Расстаемся друзьями. Я ступаю по земле словно Карлсон со включенным мотором, а из переполненного музыкой распадка вслед несется:
Pleased to meet you
Hope you guessed my name
But what’s puzzling you
Is the nature of my game
Через месяц в Киеве мне приснится эта песня, только звук без картинки, в исполнении «Роллинг Стоунз». Проснувшись, пойму, что там все-таки было еще чье-то присутствие.
Собственно, героя этой песни.
***
Дьявол в Сан-Франциско беззаботен. Рынок очень уж ликвидный.
***
Про Чайный японский сад ничего не скажу: слишком красивое место.
Про толстячка, танцующего через дорогу от Чайного сада под магнитофонное диско, скажу больше, потому что он не красив — он прекрасен, как и все городские безумцы.
***
Иду сквозь солнце и зелень еще долго. Натыкаюсь на мельницу. А потом — на океан. Самый настоящий. Тихий. Тот, что в атласе и в кино.

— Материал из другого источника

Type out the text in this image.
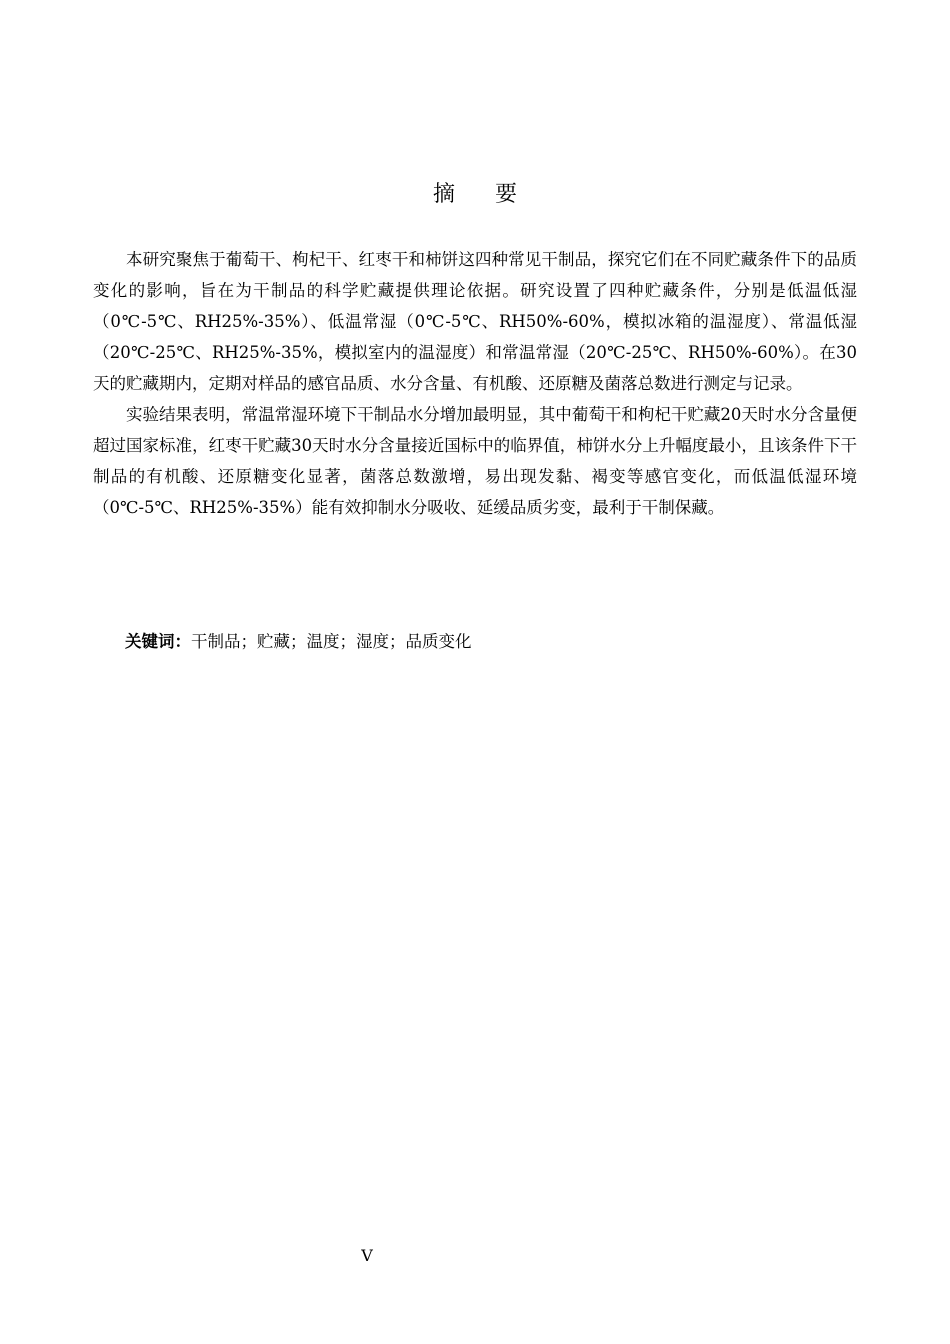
摘要

本研究聚焦于葡萄干、枸杞干、红枣干和柿饼这四种常见干制品，探究它们在不同贮藏条件下的品质变化的影响，旨在为干制品的科学贮藏提供理论依据。研究设置了四种贮藏条件，分别是低温低湿（0℃-5℃、RH25%-35%）、低温常湿（0℃-5℃、RH50%-60%，模拟冰箱的温湿度）、常温低湿（20℃-25℃、RH25%-35%，模拟室内的温湿度）和常温常湿（20℃-25℃、RH50%-60%）。在30天的贮藏期内，定期对样品的感官品质、水分含量、有机酸、还原糖及菌落总数进行测定与记录。

实验结果表明，常温常湿环境下干制品水分增加最明显，其中葡萄干和枸杞干贮藏20天时水分含量便超过国家标准，红枣干贮藏30天时水分含量接近国标中的临界值，柿饼水分上升幅度最小，且该条件下干制品的有机酸、还原糖变化显著，菌落总数激增，易出现发黏、褐变等感官变化，而低温低湿环境（0℃-5℃、RH25%-35%）能有效抑制水分吸收、延缓品质劣变，最利于干制保藏。

关键词：干制品；贮藏；温度；湿度；品质变化
V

Группа мусульманской молодежи дурачится в прибое, я не рискую, вступаю босой ногой. Океан обдает холодом. Высокие волны и беспрерывный рев. Здесь, наверно, не бывает тихо.
***
Табличка в кафе на берегу: «Родители, внимание! Учите детей важности налогов! Съедайте 30% их мороженого!»
***
Яхты и лодки покачиваются и позвякивают в бухте у форта Масон. Перезвон тем громче, чем ближе к воде. Еще иногда слышны гудки кораблей. Позвякивание и гудки можно слушать бесконечно, постепенно впадая в транс. Разговаривают? Поют?
***
На Променаде, которая ведет вдоль берега до самого моста «Золотые ворота», трогательно огороженные кустарники — рекреация растительности, бывшей здесь до появления города. Даже флорой язык не поворачивается назвать — кусты кустами — а берегут их, как зеницу ока. Потому что они тут первые — как океан, как чайки.
***
Мостом владеет туман, рассмотреть удается менее трети. Внизу прорезанная бризом жара, вверху — пронизывающий холод. Из тумана каждые две минуты доносится басовый трубный зов — включается туманный горн, сирена, укрепленная на одной из опор.

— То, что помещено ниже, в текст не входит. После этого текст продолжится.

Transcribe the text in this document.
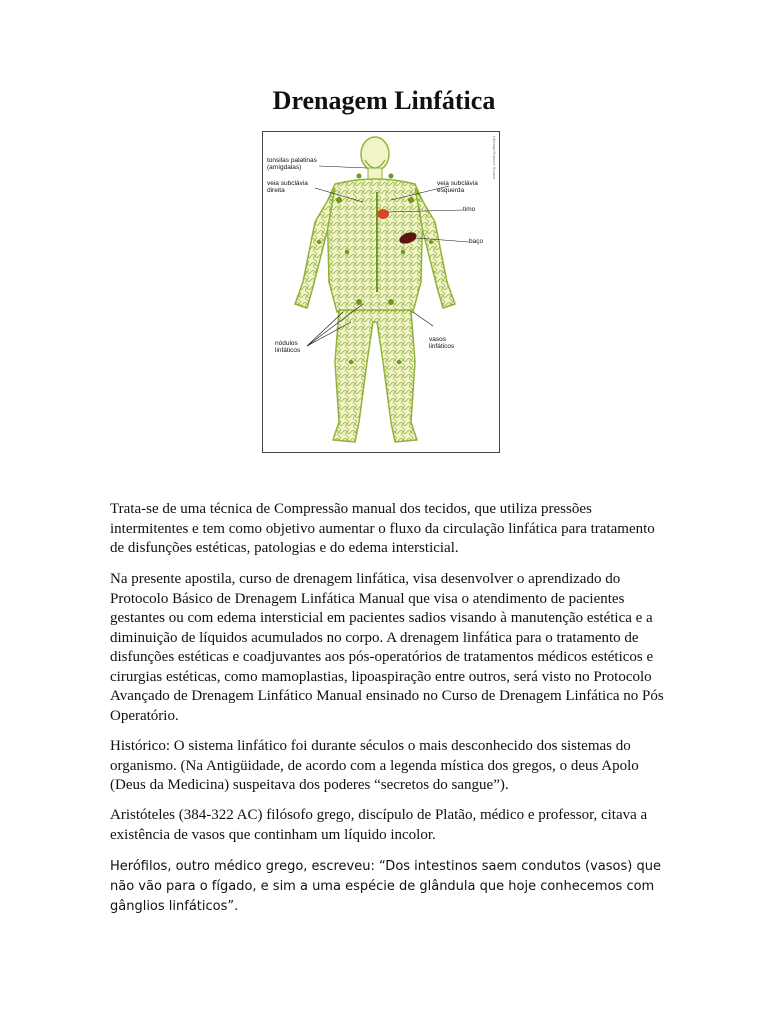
Drenagem Linfática
Lifemap/Science Source
tonsilas palatinas
(amígdalas)
veia subclávia
direita
veia subclávia
esquerda
timo
baço
nódulos
linfáticos
vasos
linfáticos

Trata-se de uma técnica de Compressão manual dos tecidos, que utiliza pressões intermitentes e tem como objetivo aumentar o fluxo da circulação linfática para tratamento de disfunções estéticas, patologias e do edema intersticial.

Na presente apostila, curso de drenagem linfática, visa desenvolver o aprendizado do Protocolo Básico de Drenagem Linfática Manual que visa o atendimento de pacientes gestantes ou com edema intersticial em pacientes sadios visando à manutenção estética e a diminuição de líquidos acumulados no corpo. A drenagem linfática para o tratamento de disfunções estéticas e coadjuvantes aos pós-operatórios de tratamentos médicos estéticos e cirurgias estéticas, como mamoplastias, lipoaspiração entre outros, será visto no Protocolo Avançado de Drenagem Linfático Manual ensinado no Curso de Drenagem Linfática no Pós Operatório.

Histórico: O sistema linfático foi durante séculos o mais desconhecido dos sistemas do organismo. (Na Antigüidade, de acordo com a legenda mística dos gregos, o deus Apolo (Deus da Medicina) suspeitava dos poderes “secretos do sangue”).

Aristóteles (384-322 AC) filósofo grego, discípulo de Platão, médico e professor, citava a existência de vasos que continham um líquido incolor.

Herófilos, outro médico grego, escreveu: “Dos intestinos saem condutos (vasos) que não vão para o fígado, e sim a uma espécie de glândula que hoje conhecemos com gânglios linfáticos”.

Сирена — странное название, ведь она не манит, а, наоборот, предупреждает корабли об опасности.
Меланхоличная сирена, живущая не в скалах, а на опорах равномерно пританцовывающего красного скелета.
***
В витрине магазина Mystery Mister («Таинственный Мистер») — разного рода мелкие твари в стеклянных банках, сушеные крокодильи головы, прочие экзотические причиндалы и целых три англоязычных книги про русскую блатную татуировку. С картинками. Спрашиваю у продавщицы, с чего такая радость. Оказывается, эти тату очень модны в субкультуре. Точно, вспоминаю одного парня в троллейбусе с узнаваемой композицией на плече: роза, нож, надпись, правда, не по понятиям — «живи и умри».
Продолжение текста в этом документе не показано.